We define the octonionic conjugate $\bar{x}$ of an octonion $x$ as the (real) linear map which reverses the sign of each imaginary unit. Thus, \begin{equation} \bar{x} = x_1 - x_2 i - x_3 j - x_4 k - x_5 k\ell - x_6 j\ell - x_7 i\ell - x_8 \ell \end{equation} if $x=x_1+x_2i+x_3j+x_4k+x_5k\ell+x_6j\ell+x_7i\ell+x_8\ell$ as above. Direct computation shows that \begin{equation} \bar{xy} = \bar{y}\>\bar{x} \end{equation} The norm of an octonion $|x|$ is defined by \begin{equation} |x|^2 = x\bar{x} = x_1^2 + x_2^2 + x_3^2 + x_4^2 + x_5^2 + x_6^2 + x_7^2 + x_8^2 \label{onorm} \end{equation} Again, the only octonion with norm $0$ is $0$, and every nonzero octonion has a unique inverse, namely \begin{equation} x^{-1} = {\bar{x} \over  |x|^2} \end{equation} As with the other division algebras, the norm satisfies the identity \begin{equation} |xy| = |x| |y| \label{norm} \end{equation} Writing this out in terms of components yields the 8-squares rule, which is no longer at all obvious. The octonions therefore also form a division algebra.

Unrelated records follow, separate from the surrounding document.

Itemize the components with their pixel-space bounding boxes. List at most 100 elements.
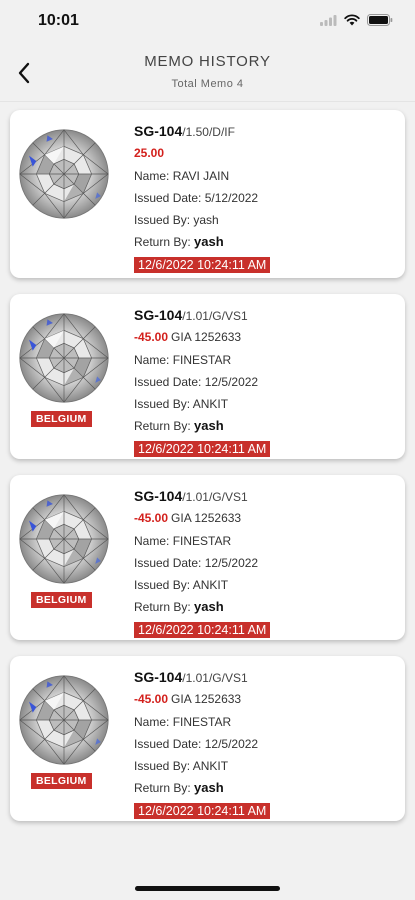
return-by-label: Return By:: [134, 235, 191, 250]
name-label: Name:: [134, 352, 170, 367]
stone-id: SG-104: [134, 669, 183, 685]
return-by-line: Return By: yash: [134, 231, 397, 253]
return-by-label: Return By:: [134, 419, 191, 434]
returned-at-badge: 12/6/2022 10:24:11 AM: [134, 440, 271, 457]
returned-at-badge: 12/6/2022 10:24:11 AM: [134, 621, 271, 638]
sku-line: SG-104/1.01/G/VS1: [134, 304, 397, 326]
issued-date-value: 5/12/2022: [204, 190, 259, 205]
diamond-image: [18, 674, 110, 766]
return-by-value: yash: [194, 418, 224, 434]
stone-spec: /1.01/G/VS1: [182, 671, 248, 685]
issued-date-label: Issued Date:: [134, 555, 202, 570]
sku-line: SG-104/1.01/G/VS1: [134, 485, 397, 507]
name-line: Name: FINESTAR: [134, 349, 397, 371]
name-label: Name:: [134, 533, 170, 548]
memo-info: SG-104/1.01/G/VS1 -45.00 GIA 1252633 Name…: [134, 304, 397, 460]
signal-icon: [320, 14, 337, 26]
name-line: Name: FINESTAR: [134, 711, 397, 733]
issued-by-value: yash: [193, 213, 219, 228]
name-label: Name:: [134, 714, 170, 729]
stone-spec: /1.01/G/VS1: [182, 490, 248, 504]
certificate: GIA 1252633: [171, 511, 242, 526]
returned-at-line: 12/6/2022 10:24:11 AM: [134, 254, 397, 276]
status-icons: [320, 14, 393, 26]
diamond-image: [18, 312, 110, 404]
name-value: RAVI JAIN: [172, 168, 230, 183]
memo-list: SG-104/1.50/D/IF 25.00 Name: RAVI JAIN I…: [0, 102, 415, 821]
memo-info: SG-104/1.50/D/IF 25.00 Name: RAVI JAIN I…: [134, 120, 397, 276]
return-by-label: Return By:: [134, 781, 191, 796]
memo-card[interactable]: BELGIUM SG-104/1.01/G/VS1 -45.00 GIA 1252…: [10, 656, 405, 821]
price-line: -45.00 GIA 1252633: [134, 507, 397, 529]
issued-date-line: Issued Date: 12/5/2022: [134, 733, 397, 755]
battery-icon: [367, 14, 393, 26]
issued-by-line: Issued By: ANKIT: [134, 393, 397, 415]
name-value: FINESTAR: [172, 352, 232, 367]
stone-spec: /1.01/G/VS1: [182, 309, 248, 323]
return-by-line: Return By: yash: [134, 777, 397, 799]
diamond-image: [18, 128, 110, 220]
stone-id: SG-104: [134, 488, 183, 504]
issued-by-label: Issued By:: [134, 213, 191, 228]
issued-by-label: Issued By:: [134, 578, 191, 593]
issued-by-label: Issued By:: [134, 759, 191, 774]
memo-info: SG-104/1.01/G/VS1 -45.00 GIA 1252633 Name…: [134, 666, 397, 822]
issued-by-value: ANKIT: [192, 578, 229, 593]
stone-spec: /1.50/D/IF: [182, 125, 235, 139]
stone-id: SG-104: [134, 123, 183, 139]
price: 25.00: [134, 146, 165, 161]
price: -45.00: [134, 330, 169, 345]
price-line: -45.00 GIA 1252633: [134, 688, 397, 710]
origin-badge: BELGIUM: [31, 411, 92, 427]
returned-at-badge: 12/6/2022 10:24:11 AM: [134, 802, 271, 819]
status-bar: 10:01: [0, 0, 415, 44]
wifi-icon: [344, 14, 360, 26]
issued-date-line: Issued Date: 12/5/2022: [134, 371, 397, 393]
price: -45.00: [134, 511, 169, 526]
issued-by-line: Issued By: yash: [134, 209, 397, 231]
sku-line: SG-104/1.50/D/IF: [134, 120, 397, 142]
issued-date-line: Issued Date: 12/5/2022: [134, 552, 397, 574]
app-header: MEMO HISTORY Total Memo 4: [0, 44, 415, 102]
returned-at-badge: 12/6/2022 10:24:11 AM: [134, 256, 271, 273]
stone-id: SG-104: [134, 307, 183, 323]
name-line: Name: FINESTAR: [134, 530, 397, 552]
memo-card[interactable]: SG-104/1.50/D/IF 25.00 Name: RAVI JAIN I…: [10, 110, 405, 278]
origin-badge: BELGIUM: [31, 773, 92, 789]
returned-at-line: 12/6/2022 10:24:11 AM: [134, 438, 397, 460]
memo-card[interactable]: BELGIUM SG-104/1.01/G/VS1 -45.00 GIA 1252…: [10, 294, 405, 459]
name-line: Name: RAVI JAIN: [134, 165, 397, 187]
return-by-value: yash: [194, 234, 224, 250]
issued-date-label: Issued Date:: [134, 374, 202, 389]
issued-by-label: Issued By:: [134, 397, 191, 412]
return-by-label: Return By:: [134, 600, 191, 615]
return-by-line: Return By: yash: [134, 596, 397, 618]
issued-date-value: 12/5/2022: [204, 736, 259, 751]
return-by-line: Return By: yash: [134, 415, 397, 437]
sku-line: SG-104/1.01/G/VS1: [134, 666, 397, 688]
home-indicator[interactable]: [135, 886, 280, 891]
certificate: GIA 1252633: [171, 330, 242, 345]
page-subtitle: Total Memo 4: [171, 78, 244, 90]
returned-at-line: 12/6/2022 10:24:11 AM: [134, 619, 397, 641]
memo-card[interactable]: BELGIUM SG-104/1.01/G/VS1 -45.00 GIA 1252…: [10, 475, 405, 640]
issued-by-value: ANKIT: [192, 397, 229, 412]
origin-badge: BELGIUM: [31, 592, 92, 608]
memo-info: SG-104/1.01/G/VS1 -45.00 GIA 1252633 Name…: [134, 485, 397, 641]
issued-date-line: Issued Date: 5/12/2022: [134, 187, 397, 209]
certificate: GIA 1252633: [171, 692, 242, 707]
price-line: -45.00 GIA 1252633: [134, 326, 397, 348]
name-value: FINESTAR: [172, 714, 232, 729]
status-time: 10:01: [38, 12, 79, 29]
diamond-image: [18, 493, 110, 585]
issued-date-label: Issued Date:: [134, 736, 202, 751]
return-by-value: yash: [194, 599, 224, 615]
issued-date-value: 12/5/2022: [204, 555, 259, 570]
issued-date-label: Issued Date:: [134, 190, 202, 205]
name-label: Name:: [134, 168, 170, 183]
returned-at-line: 12/6/2022 10:24:11 AM: [134, 800, 397, 822]
issued-by-line: Issued By: ANKIT: [134, 574, 397, 596]
issued-by-value: ANKIT: [192, 759, 229, 774]
issued-by-line: Issued By: ANKIT: [134, 755, 397, 777]
page-title: MEMO HISTORY: [144, 53, 271, 70]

A remarkable property of the octonions is that they are not associative! For example, compare \begin{align} (i j) (\ell) &= +(k)(\ell)  =  +k\ell \\ (i) (j \ell) &= (i)(j\ell)  =  -k\ell \end{align} However, the octonions are alternative, that is, products involving no more than 2 independent octonions do associate. Specifically, \begin{align} (xy)y &= xy^2 \\ (xy)x &= x(yx) \end{align} for any octonions $x$, $y$. Alternativity extends to products with conjugates, so that \begin{align} (xy)\bar{y} &= x|y|^2 \\ (xy)\bar{x} &= x(y\bar{x}) \end{align}

The commutator (4) of §3.3, defined for quaternions, extends naturally to the octonions as well. We define the associator of three octonions $x$, $y$, $z$ by \begin{equation} [x,y,z] = (xy)z - x(yz) \end{equation} which quantifies the lack of associativity. Alternativity can be phrased as \begin{equation} [x,y,x] = 0 = [x,y,y] \end{equation} More generally, both the commutator and associator are antisymmetric, that is, interchanging any two arguments changes the result by a minus sign; replacing any argument by its conjugate has the same effect, because the real parts don't contribute.

A consequence of alternativity is that the Moufang identities \begin{align} (xyx)z &= x\bigl(y(xz)\bigr) \\ z(xyx) &= \bigl((zx)y\bigr)x \\ (xy)(zx) &= x(yz)x \label{moufang} \end{align} are satisfied, all of which follow from the associator identity \begin{equation} [x,y,zx] = x[x,y,z] \end{equation}

Polarizing (\ref{onorm}), we obtain an inner product on $\RR^8$, namely \begin{equation} p\cdot q = \frac12 \left(|p+q|^2-|p|^2-|q|^2\right) = p\bar{q} + q\bar{p} = \bar{p}q + \bar{q}p \end{equation} where the last two equalities make use of the properties of these properties of the commutator, which imply that $[p,\bar{q}]=[\bar{p},q]$. If $v$ and $w$ are imaginary octonions, then \begin{equation} -v\cdot w = vw + wv = \{v,w\} \label{odot} \end{equation} where the last equality defines the anticommutator of $v$ and $w$. Thus, two imaginary octonions are orthogonal if and only if their anticommutator vanishes. Furthermore, if $v$ is an imaginary octonion, and $x$ is orthogonal to $v$, then $x\bar{v}+v\bar{x}=0$, that is \begin{equation} x\perp v \Longrightarrow xv = v\bar{x} \end{equation} for $x\in\OO$ and $v\in\Im\OO$, since $\bar{v}=-v$.

The analogy with vectors in three dimensions discussed in §3.3, also holds in seven dimensions. Identifying $v$, $w$ with $\vv$, $\ww$, not only is there a dot product, given either by (\ref{odot}) or equivalently by (3) of §3.3, but there is also a cross product, defined by by (2) of §3.3. The dot product exists in all dimensions, but the cross product does not. Which way should the cross product point in higher dimensions, where the “right-hand rule” isn't sufficient? The quaternionic and octonionic multiplication table provide an answer to this question, and it turns out that these are the only possibilities: The cross product exists only in three and seven dimensions!